According to a White House fact sheet, the STOCK Act “expressly affirms that Members of Congress and staff are not exempt from the insider trading prohibitions of federal securities laws” and “makes clear that Members and staff owe a duty to the citizens of the United States not to misappropriate nonpublic information to make a profit.”
It also “requires that Members of Congress and government employees report certain investment transactions within 45 days after a trade,” and adds six additional ethics requirements Members and staff must follow.
Holman says the STOCK Act is “now moving into the implementation stage,” and explains the logistics:
In order to monitor compliance to the law, Congress and the Office of Government Ethics (OGE) for the executive branch, must set up systems of on-line disclosures of trading activity and personal financial reports. Congress is well on its way to doing so, making use of the LDA system of electronic filing and disclosure that we mandated in HLOGA in 2007.
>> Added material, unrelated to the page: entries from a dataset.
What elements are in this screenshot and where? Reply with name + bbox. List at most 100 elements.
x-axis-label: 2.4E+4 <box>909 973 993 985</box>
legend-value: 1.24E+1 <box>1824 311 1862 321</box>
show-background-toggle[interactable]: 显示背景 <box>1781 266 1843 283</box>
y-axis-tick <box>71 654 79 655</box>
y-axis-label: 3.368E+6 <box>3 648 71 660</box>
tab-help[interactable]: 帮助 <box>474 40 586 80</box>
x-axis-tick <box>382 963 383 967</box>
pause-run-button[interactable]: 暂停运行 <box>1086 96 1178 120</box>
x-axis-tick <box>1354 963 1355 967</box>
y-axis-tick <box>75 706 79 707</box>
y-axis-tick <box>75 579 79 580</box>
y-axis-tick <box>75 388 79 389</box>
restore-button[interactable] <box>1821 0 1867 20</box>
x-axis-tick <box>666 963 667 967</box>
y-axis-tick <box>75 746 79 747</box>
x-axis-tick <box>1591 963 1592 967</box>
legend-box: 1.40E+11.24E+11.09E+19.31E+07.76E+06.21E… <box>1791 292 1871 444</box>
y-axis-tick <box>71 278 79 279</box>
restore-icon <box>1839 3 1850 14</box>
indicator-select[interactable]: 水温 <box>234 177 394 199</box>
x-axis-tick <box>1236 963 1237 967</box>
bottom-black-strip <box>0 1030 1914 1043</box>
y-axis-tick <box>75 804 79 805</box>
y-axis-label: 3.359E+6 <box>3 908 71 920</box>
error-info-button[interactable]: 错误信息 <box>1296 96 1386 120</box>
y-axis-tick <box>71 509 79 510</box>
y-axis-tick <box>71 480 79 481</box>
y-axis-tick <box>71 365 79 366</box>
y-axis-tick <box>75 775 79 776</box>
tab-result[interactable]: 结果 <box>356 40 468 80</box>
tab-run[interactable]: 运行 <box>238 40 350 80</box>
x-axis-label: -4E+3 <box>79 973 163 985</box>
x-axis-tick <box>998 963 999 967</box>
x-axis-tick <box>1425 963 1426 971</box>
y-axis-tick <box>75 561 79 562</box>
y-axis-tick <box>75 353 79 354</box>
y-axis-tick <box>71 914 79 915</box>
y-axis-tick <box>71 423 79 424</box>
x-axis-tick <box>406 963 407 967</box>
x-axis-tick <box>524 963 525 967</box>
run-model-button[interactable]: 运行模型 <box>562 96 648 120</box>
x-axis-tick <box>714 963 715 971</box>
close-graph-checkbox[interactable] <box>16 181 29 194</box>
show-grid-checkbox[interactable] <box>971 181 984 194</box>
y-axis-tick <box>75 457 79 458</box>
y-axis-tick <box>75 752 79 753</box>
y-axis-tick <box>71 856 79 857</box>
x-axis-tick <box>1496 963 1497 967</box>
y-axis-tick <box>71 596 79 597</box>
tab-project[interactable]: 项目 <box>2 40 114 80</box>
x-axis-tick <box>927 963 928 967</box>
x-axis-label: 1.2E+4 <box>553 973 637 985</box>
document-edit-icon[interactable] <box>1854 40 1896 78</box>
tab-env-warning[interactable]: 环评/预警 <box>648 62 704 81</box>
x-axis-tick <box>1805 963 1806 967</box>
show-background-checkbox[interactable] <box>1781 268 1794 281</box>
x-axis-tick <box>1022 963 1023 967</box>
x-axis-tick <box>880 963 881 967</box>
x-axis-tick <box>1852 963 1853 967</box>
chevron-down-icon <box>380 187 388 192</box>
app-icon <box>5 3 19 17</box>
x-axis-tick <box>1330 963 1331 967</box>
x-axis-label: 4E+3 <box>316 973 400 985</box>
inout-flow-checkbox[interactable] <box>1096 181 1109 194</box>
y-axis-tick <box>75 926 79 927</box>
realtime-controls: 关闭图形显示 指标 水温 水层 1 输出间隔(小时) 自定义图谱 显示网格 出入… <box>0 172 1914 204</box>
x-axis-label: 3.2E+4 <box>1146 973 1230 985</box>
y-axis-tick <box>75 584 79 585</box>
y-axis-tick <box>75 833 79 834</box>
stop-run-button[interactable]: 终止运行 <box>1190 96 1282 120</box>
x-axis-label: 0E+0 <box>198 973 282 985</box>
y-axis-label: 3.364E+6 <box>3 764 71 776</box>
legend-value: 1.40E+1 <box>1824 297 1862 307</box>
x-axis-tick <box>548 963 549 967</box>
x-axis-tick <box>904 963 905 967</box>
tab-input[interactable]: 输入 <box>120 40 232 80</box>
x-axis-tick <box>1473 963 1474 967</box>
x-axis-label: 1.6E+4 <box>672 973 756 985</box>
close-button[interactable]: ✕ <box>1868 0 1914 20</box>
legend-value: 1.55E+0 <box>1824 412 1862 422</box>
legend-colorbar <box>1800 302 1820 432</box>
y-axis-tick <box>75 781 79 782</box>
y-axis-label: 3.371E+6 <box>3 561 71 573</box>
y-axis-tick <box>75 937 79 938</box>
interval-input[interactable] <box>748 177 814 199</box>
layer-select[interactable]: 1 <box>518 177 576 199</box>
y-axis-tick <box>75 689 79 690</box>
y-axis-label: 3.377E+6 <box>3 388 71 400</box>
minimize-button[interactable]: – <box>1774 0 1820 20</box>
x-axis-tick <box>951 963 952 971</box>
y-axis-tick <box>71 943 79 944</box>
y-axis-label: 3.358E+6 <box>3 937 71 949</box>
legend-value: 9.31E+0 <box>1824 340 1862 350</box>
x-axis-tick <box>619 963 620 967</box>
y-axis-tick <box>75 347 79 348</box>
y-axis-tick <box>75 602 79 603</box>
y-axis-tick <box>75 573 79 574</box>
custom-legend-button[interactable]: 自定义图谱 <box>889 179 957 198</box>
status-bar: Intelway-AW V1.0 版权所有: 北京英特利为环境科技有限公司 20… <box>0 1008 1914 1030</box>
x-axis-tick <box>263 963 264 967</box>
OGE must build its electronic filing and disclosure system largely from scratch, which it is on its way to doing. I joined several transparency groups and met with the director and senior staff of OGE yesterday, and was pleasantly surprised to learn that the agency has been consulting with their congressional colleagues about how to set up such a system. OGE has 18 months since signing of the Act to comply and develop a centralized on-line reporting system. In the meantime, each individual executive branch agency is supposed to set up their own web-based disclosures for their employees by August 31. I can already tell that most agencies are pursuing this mandate haphazardly, if at all. I am not expecting much on August 31. But the most important task is to get OGE’s centralized system set up next year.
Will it work? It’s anyone’s guess. President Obama calls the STOCK Act “a good first step.” Holman says that, while the Cantor measures are weaker than he would have liked, they are “still good measures” and “the most significant ethics achievement of the 112th Congress.”
As for why it took the better part of a decade and an expose by the most influential news program in the western world to explicitly prohibit insider trading by our elected officials?
Pointed out Melanie Sloan, executive director of the Center for Responsibility and Ethics in Washington and a former federal prosecutor, “There’s rarely support for things that limit lawmakers’ behavior.”